Problem 2: “Merge state gets stuck”

  • Why: MERGE_HEAD not cleaned up or conflicts not marked resolved.
  • Fix: Ensure merge abort removes MERGE_HEAD and resets index.
  • Quick test: Simulate merge conflict and abort; repo should return to CLEAN.

Problem 3: “Index corruption”

  • Why: Partial writes to index file or stale lock files.
  • Fix: Write index to temp file and rename; remove stale locks on startup.
  • Quick test: Force crash during index write; ensure recovery path detects and repairs.

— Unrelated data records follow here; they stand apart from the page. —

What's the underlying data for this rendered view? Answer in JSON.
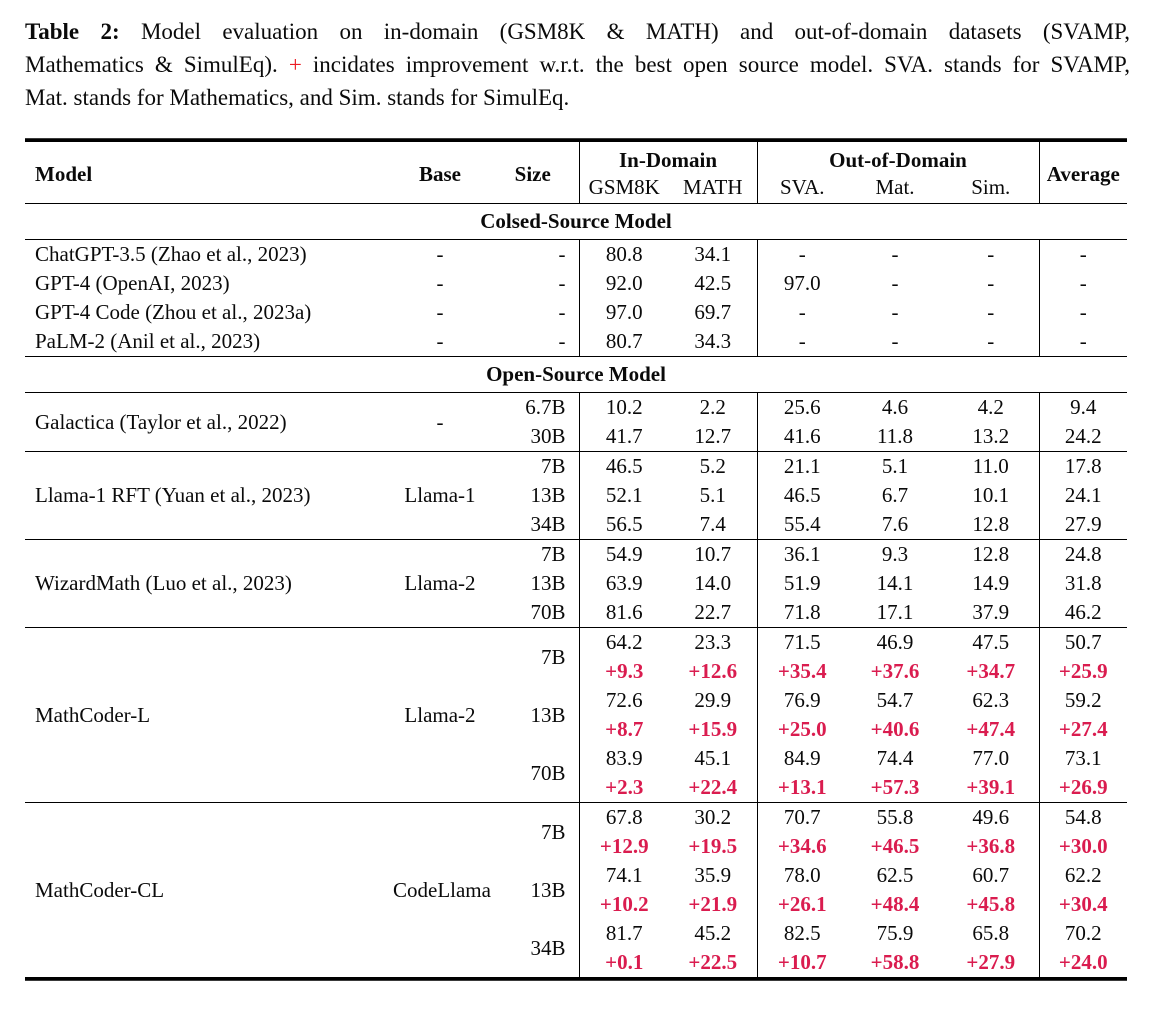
{
  "caption": {
    "label": "Table 2:",
    "line1_rest": " Model evaluation on in-domain (GSM8K & MATH) and out-of-domain datasets (SVAMP,",
    "line2_before_plus": "Mathematics & SimulEq). ",
    "plus": "+",
    "line2_after_plus": " incidates improvement w.r.t. the best open source model. SVA. stands for SVAMP,",
    "line3": "Mat. stands for Mathematics, and Sim. stands for SimulEq."
  },
  "colors": {
    "delta_red": "#da1c4f",
    "caption_plus_red": "#ec1b23"
  },
  "table": {
    "header": {
      "model": "Model",
      "base": "Base",
      "size": "Size",
      "in_domain": "In-Domain",
      "out_of_domain": "Out-of-Domain",
      "gsm8k": "GSM8K",
      "math": "MATH",
      "sva": "SVA.",
      "mat": "Mat.",
      "sim": "Sim.",
      "average": "Average"
    },
    "value_columns": [
      "GSM8K",
      "MATH",
      "SVA.",
      "Mat.",
      "Sim.",
      "Average"
    ],
    "sections": [
      {
        "title": "Colsed-Source Model",
        "dividers": false,
        "groups": [
          {
            "model": "ChatGPT-3.5 (Zhao et al., 2023)",
            "base": "-",
            "rows": [
              {
                "size": "-",
                "values": [
                  "80.8",
                  "34.1",
                  "-",
                  "-",
                  "-",
                  "-"
                ]
              }
            ]
          },
          {
            "model": "GPT-4 (OpenAI, 2023)",
            "base": "-",
            "rows": [
              {
                "size": "-",
                "values": [
                  "92.0",
                  "42.5",
                  "97.0",
                  "-",
                  "-",
                  "-"
                ]
              }
            ]
          },
          {
            "model": "GPT-4 Code (Zhou et al., 2023a)",
            "base": "-",
            "rows": [
              {
                "size": "-",
                "values": [
                  "97.0",
                  "69.7",
                  "-",
                  "-",
                  "-",
                  "-"
                ]
              }
            ]
          },
          {
            "model": "PaLM-2 (Anil et al., 2023)",
            "base": "-",
            "rows": [
              {
                "size": "-",
                "values": [
                  "80.7",
                  "34.3",
                  "-",
                  "-",
                  "-",
                  "-"
                ]
              }
            ]
          }
        ]
      },
      {
        "title": "Open-Source Model",
        "dividers": true,
        "groups": [
          {
            "model": "Galactica (Taylor et al., 2022)",
            "base": "-",
            "rows": [
              {
                "size": "6.7B",
                "values": [
                  "10.2",
                  "2.2",
                  "25.6",
                  "4.6",
                  "4.2",
                  "9.4"
                ]
              },
              {
                "size": "30B",
                "values": [
                  "41.7",
                  "12.7",
                  "41.6",
                  "11.8",
                  "13.2",
                  "24.2"
                ]
              }
            ]
          },
          {
            "model": "Llama-1 RFT (Yuan et al., 2023)",
            "base": "Llama-1",
            "rows": [
              {
                "size": "7B",
                "values": [
                  "46.5",
                  "5.2",
                  "21.1",
                  "5.1",
                  "11.0",
                  "17.8"
                ]
              },
              {
                "size": "13B",
                "values": [
                  "52.1",
                  "5.1",
                  "46.5",
                  "6.7",
                  "10.1",
                  "24.1"
                ]
              },
              {
                "size": "34B",
                "values": [
                  "56.5",
                  "7.4",
                  "55.4",
                  "7.6",
                  "12.8",
                  "27.9"
                ]
              }
            ]
          },
          {
            "model": "WizardMath (Luo et al., 2023)",
            "base": "Llama-2",
            "rows": [
              {
                "size": "7B",
                "values": [
                  "54.9",
                  "10.7",
                  "36.1",
                  "9.3",
                  "12.8",
                  "24.8"
                ]
              },
              {
                "size": "13B",
                "values": [
                  "63.9",
                  "14.0",
                  "51.9",
                  "14.1",
                  "14.9",
                  "31.8"
                ]
              },
              {
                "size": "70B",
                "values": [
                  "81.6",
                  "22.7",
                  "71.8",
                  "17.1",
                  "37.9",
                  "46.2"
                ]
              }
            ]
          },
          {
            "model": "MathCoder-L",
            "base": "Llama-2",
            "rows": [
              {
                "size": "7B",
                "values": [
                  "64.2",
                  "23.3",
                  "71.5",
                  "46.9",
                  "47.5",
                  "50.7"
                ],
                "delta": [
                  "+9.3",
                  "+12.6",
                  "+35.4",
                  "+37.6",
                  "+34.7",
                  "+25.9"
                ]
              },
              {
                "size": "13B",
                "values": [
                  "72.6",
                  "29.9",
                  "76.9",
                  "54.7",
                  "62.3",
                  "59.2"
                ],
                "delta": [
                  "+8.7",
                  "+15.9",
                  "+25.0",
                  "+40.6",
                  "+47.4",
                  "+27.4"
                ]
              },
              {
                "size": "70B",
                "values": [
                  "83.9",
                  "45.1",
                  "84.9",
                  "74.4",
                  "77.0",
                  "73.1"
                ],
                "delta": [
                  "+2.3",
                  "+22.4",
                  "+13.1",
                  "+57.3",
                  "+39.1",
                  "+26.9"
                ]
              }
            ]
          },
          {
            "model": "MathCoder-CL",
            "base": "CodeLlama",
            "rows": [
              {
                "size": "7B",
                "values": [
                  "67.8",
                  "30.2",
                  "70.7",
                  "55.8",
                  "49.6",
                  "54.8"
                ],
                "delta": [
                  "+12.9",
                  "+19.5",
                  "+34.6",
                  "+46.5",
                  "+36.8",
                  "+30.0"
                ]
              },
              {
                "size": "13B",
                "values": [
                  "74.1",
                  "35.9",
                  "78.0",
                  "62.5",
                  "60.7",
                  "62.2"
                ],
                "delta": [
                  "+10.2",
                  "+21.9",
                  "+26.1",
                  "+48.4",
                  "+45.8",
                  "+30.4"
                ]
              },
              {
                "size": "34B",
                "values": [
                  "81.7",
                  "45.2",
                  "82.5",
                  "75.9",
                  "65.8",
                  "70.2"
                ],
                "delta": [
                  "+0.1",
                  "+22.5",
                  "+10.7",
                  "+58.8",
                  "+27.9",
                  "+24.0"
                ]
              }
            ]
          }
        ]
      }
    ]
  }
}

Problem 4: “Commit graph cycles”

  • Why: Invalid parent references or manual object edits.
  • Fix: Validate parents exist and run cycle detection in fsck.
  • Quick test: Inject a cycle and confirm fsck fails.

Definition of Done

  • init, add, commit, status, checkout, branch, merge, and log operate correctly.
  • Commit creation is crash-safe (objects written first, ref updated last).
  • Merge conflicts enter MERGING state and are abortable.
  • Repository state detection correctly reports CLEAN/DIRTY/MERGING/DETACHED.
  • fsck detects corrupted objects and commit graph cycles.
  • Garbage collection removes unreachable objects after a grace period.
  • Stress test (100 commits, 20 branches) shows no corruption or leaks.

This final project integrates every concept from Sprint 3 into a single, real-world tool that you’ll actually understand at the deepest level—because you built it from nothing.